Many of Harris’s firangis are men of war, by choice or compulsion: Chinali, a Chinese sailor of indeterminate origin, became the trusted lieutenant of Kunhali Marikkar, a legendary warlord on the Malabar Coast who harassed and resisted Portuguese colonisers. De Lannoy, a Dutch sea captain taken captive by Marthanda Varma of Travancore, managed to win his captor’s trust and was placed in command of his army. Known locally as Dillanai, he helped reorganise the fortifications of Travancore and modernise its army, with lasting effect. Another firangi captive, Malik Ayaz, a Slavic slave, became admiral of the Gujarat navy and governor of Diu which he transformed into a prosperous port city. An Ethiopian slave, Malik Anbar, introduced ‘barga-giri’ — a novel guerrilla martial art adopted later by the Marathas — that impeded Mughal annexation of the Deccan.
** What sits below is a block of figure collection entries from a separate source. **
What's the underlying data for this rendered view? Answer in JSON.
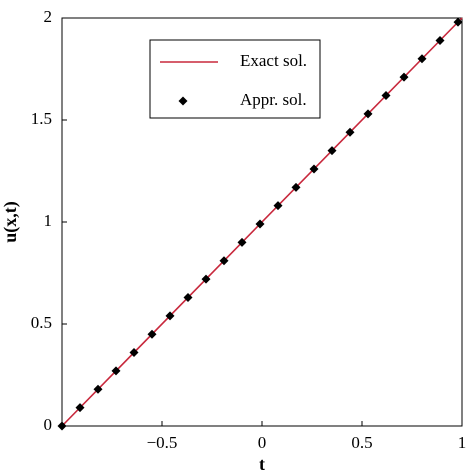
{
  "chart_data": {
    "type": "line",
    "xlabel": "t",
    "ylabel": "u(x,t)",
    "series": [
      {
        "name": "Exact sol.",
        "style": "line",
        "color": "#c8283c",
        "x": [
          -1,
          1
        ],
        "values": [
          0,
          2
        ]
      },
      {
        "name": "Appr. sol.",
        "style": "marker",
        "color": "#000000",
        "x": [
          -1,
          -0.91,
          -0.82,
          -0.73,
          -0.64,
          -0.55,
          -0.46,
          -0.37,
          -0.28,
          -0.19,
          -0.1,
          -0.01,
          0.08,
          0.17,
          0.26,
          0.35,
          0.44,
          0.53,
          0.62,
          0.71,
          0.8,
          0.89,
          0.98
        ],
        "values": [
          0,
          0.09,
          0.18,
          0.27,
          0.36,
          0.45,
          0.54,
          0.63,
          0.72,
          0.81,
          0.9,
          0.99,
          1.08,
          1.17,
          1.26,
          1.35,
          1.44,
          1.53,
          1.62,
          1.71,
          1.8,
          1.89,
          1.98
        ]
      }
    ],
    "xlim": [
      -1,
      1
    ],
    "xticks": [
      {
        "value": -0.5,
        "label": "−0.5"
      },
      0,
      0.5,
      1
    ],
    "ylim": [
      0,
      2
    ],
    "yticks": [
      0,
      0.5,
      1,
      1.5,
      2
    ],
    "legend": "upper-left"
  }
}
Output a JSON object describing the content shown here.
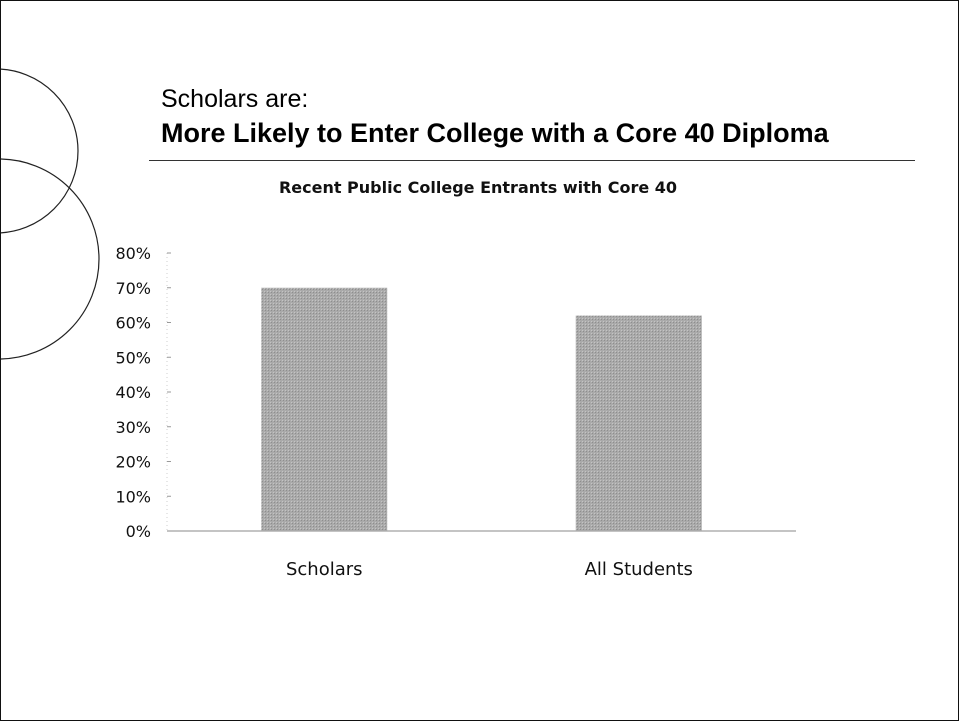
{
  "slide": {
    "subtitle": "Scholars are:",
    "title": "More Likely to Enter College with a Core 40 Diploma"
  },
  "chart_data": {
    "type": "bar",
    "title": "Recent Public College Entrants with Core 40",
    "categories": [
      "Scholars",
      "All Students"
    ],
    "values": [
      0.7,
      0.62
    ],
    "ylim": [
      0,
      0.8
    ],
    "yticks": [
      "0%",
      "10%",
      "20%",
      "30%",
      "40%",
      "50%",
      "60%",
      "70%",
      "80%"
    ],
    "xlabel": "",
    "ylabel": "",
    "grid": false,
    "legend": "none",
    "bar_color": "#aaaaaa"
  }
}
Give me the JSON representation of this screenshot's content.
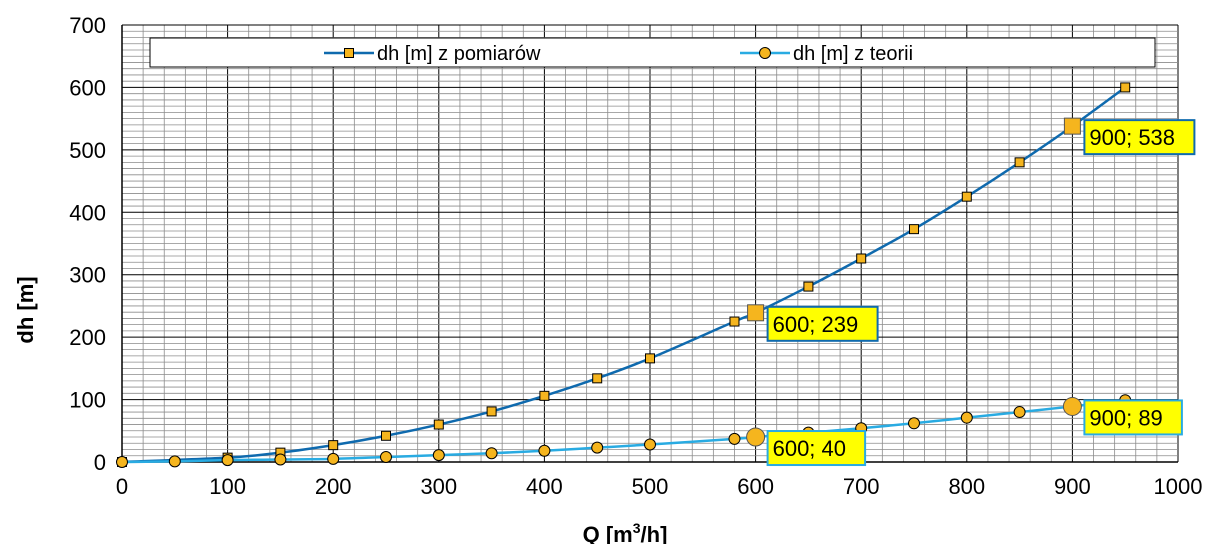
{
  "chart_data": {
    "type": "line",
    "title": "",
    "xlabel_main": "Q [m",
    "xlabel_sup": "3",
    "xlabel_tail": "/h]",
    "ylabel": "dh [m]",
    "xlim": [
      0,
      1000
    ],
    "ylim": [
      0,
      700
    ],
    "x_ticks": [
      "0",
      "100",
      "200",
      "300",
      "400",
      "500",
      "600",
      "700",
      "800",
      "900",
      "1000"
    ],
    "y_ticks": [
      "0",
      "100",
      "200",
      "300",
      "400",
      "500",
      "600",
      "700"
    ],
    "grid": true,
    "legend_position": "top",
    "series": [
      {
        "name": "dh [m] z pomiarów",
        "color": "#0F6AAE",
        "marker": "square",
        "x": [
          0,
          100,
          150,
          200,
          250,
          300,
          350,
          400,
          450,
          500,
          580,
          600,
          650,
          700,
          750,
          800,
          850,
          900,
          950
        ],
        "y": [
          0,
          7,
          15,
          27,
          42,
          60,
          81,
          106,
          134,
          166,
          225,
          239,
          281,
          326,
          373,
          425,
          480,
          538,
          600
        ]
      },
      {
        "name": "dh [m] z teorii",
        "color": "#29ABE2",
        "marker": "circle",
        "x": [
          0,
          50,
          100,
          150,
          200,
          250,
          300,
          350,
          400,
          450,
          500,
          580,
          600,
          650,
          700,
          750,
          800,
          850,
          900,
          950
        ],
        "y": [
          0,
          1,
          3,
          4,
          5,
          8,
          11,
          14,
          18,
          23,
          28,
          37,
          40,
          47,
          54,
          62,
          71,
          80,
          89,
          99
        ]
      }
    ],
    "annotations": [
      {
        "x": 900,
        "y": 538,
        "text": "900; 538",
        "series": 0
      },
      {
        "x": 600,
        "y": 239,
        "text": "600; 239",
        "series": 0
      },
      {
        "x": 900,
        "y": 89,
        "text": "900; 89",
        "series": 1
      },
      {
        "x": 600,
        "y": 40,
        "text": "600; 40",
        "series": 1
      }
    ],
    "colors": {
      "callout_fill": "#FFFF00",
      "marker_fill": "#F5B51E"
    }
  }
}
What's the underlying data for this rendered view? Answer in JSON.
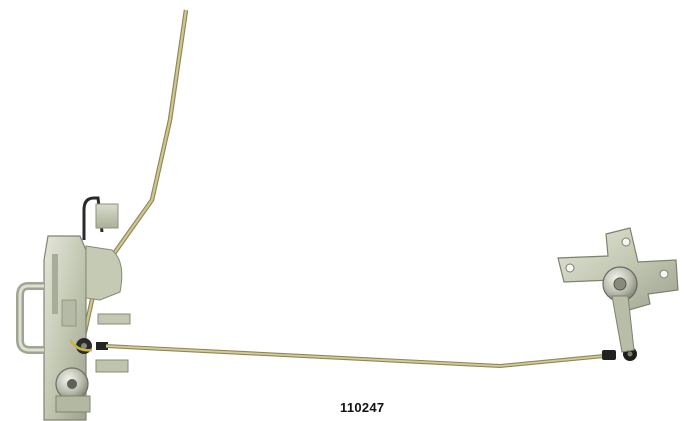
{
  "image": {
    "part_number": "110247"
  },
  "colors": {
    "background": "#ffffff",
    "rod": "#b6ad78",
    "rod_shadow": "#8f875a",
    "zinc_plate": "#c9cdb8",
    "zinc_edge": "#8e927d",
    "rubber": "#222222",
    "label_text": "#111111"
  }
}
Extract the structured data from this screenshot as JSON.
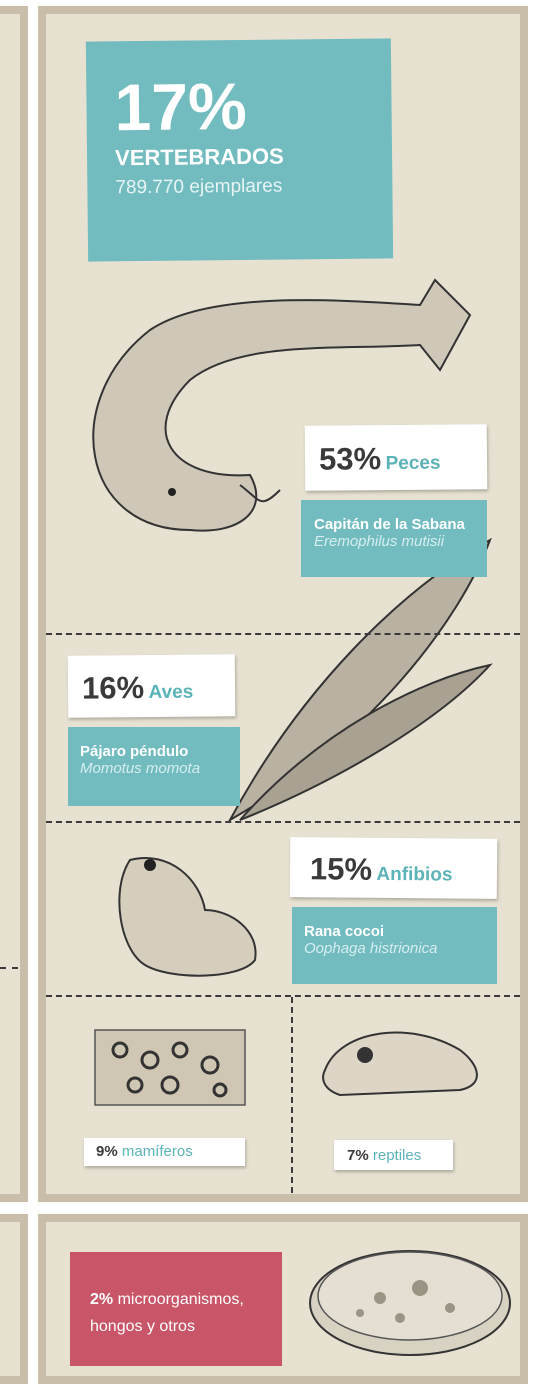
{
  "header": {
    "percent": "17%",
    "label": "VERTEBRADOS",
    "count": "789.770 ejemplares"
  },
  "groups": [
    {
      "percent": "53%",
      "name": "Peces",
      "common": "Capitán de la Sabana",
      "scientific": "Eremophilus mutisii"
    },
    {
      "percent": "16%",
      "name": "Aves",
      "common": "Pájaro péndulo",
      "scientific": "Momotus momota"
    },
    {
      "percent": "15%",
      "name": "Anfibios",
      "common": "Rana cocoi",
      "scientific": "Oophaga histrionica"
    }
  ],
  "minor": [
    {
      "percent": "9%",
      "name": "mamíferos"
    },
    {
      "percent": "7%",
      "name": "reptiles"
    }
  ],
  "other": {
    "percent": "2%",
    "text": "microorganismos, hongos y otros"
  }
}
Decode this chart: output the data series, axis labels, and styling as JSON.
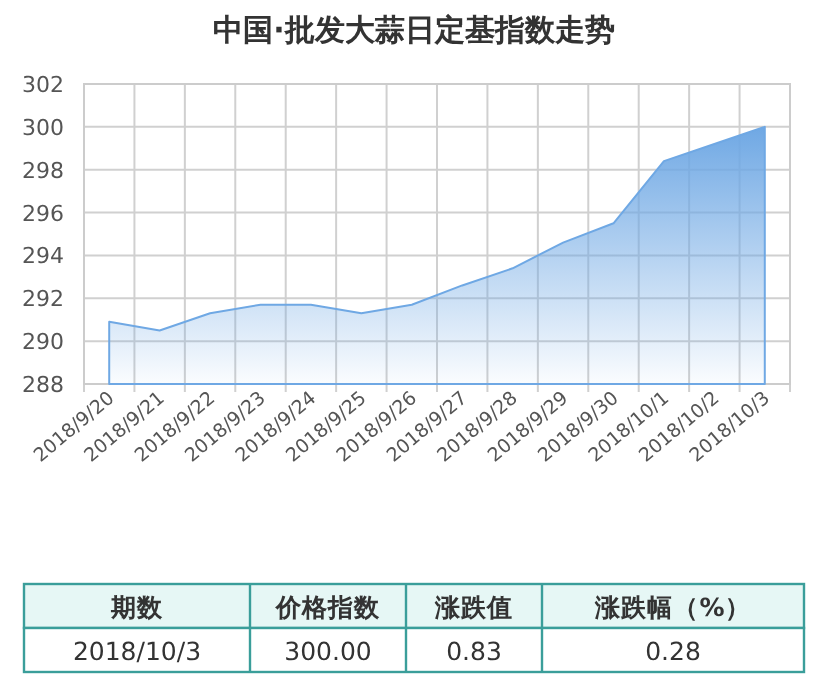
{
  "chart_data": {
    "type": "area",
    "title": "中国·批发大蒜日定基指数走势",
    "categories": [
      "2018/9/20",
      "2018/9/21",
      "2018/9/22",
      "2018/9/23",
      "2018/9/24",
      "2018/9/25",
      "2018/9/26",
      "2018/9/27",
      "2018/9/28",
      "2018/9/29",
      "2018/9/30",
      "2018/10/1",
      "2018/10/2",
      "2018/10/3"
    ],
    "series": [
      {
        "color": "#6fa8e4",
        "values": [
          290.9,
          290.5,
          291.3,
          291.7,
          291.7,
          291.3,
          291.7,
          292.6,
          293.4,
          294.6,
          295.5,
          298.4,
          299.2,
          300.0
        ]
      }
    ],
    "ylim": [
      288,
      302
    ],
    "yticks": [
      288,
      290,
      292,
      294,
      296,
      298,
      300,
      302
    ],
    "grid": true,
    "annotations": [
      "期数",
      "价格指数",
      "涨跌值",
      "涨跌幅（%）",
      "2018/10/3",
      "300.00",
      "0.83",
      "0.28"
    ]
  }
}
Sundry oddballs too make their appearance: Thomas Coryate, an eccentric middleclass Englishman, whose love of the theatrical led him to acquire fluency in several languages and masquerade as an alms-seeking fakir . The Silk Route also brought an Armenian Jew who, for the love of a boy, cast off his clothing for good and became a mendicant. He is venerated today as the Sufi poet Sarmad.

Based on hard research yet presented in a fast-paced conversational style, The First Firangis raises larger issues of the syncretic role of migrations, mixings, adaptations and transformations in the human history of the subcontinent.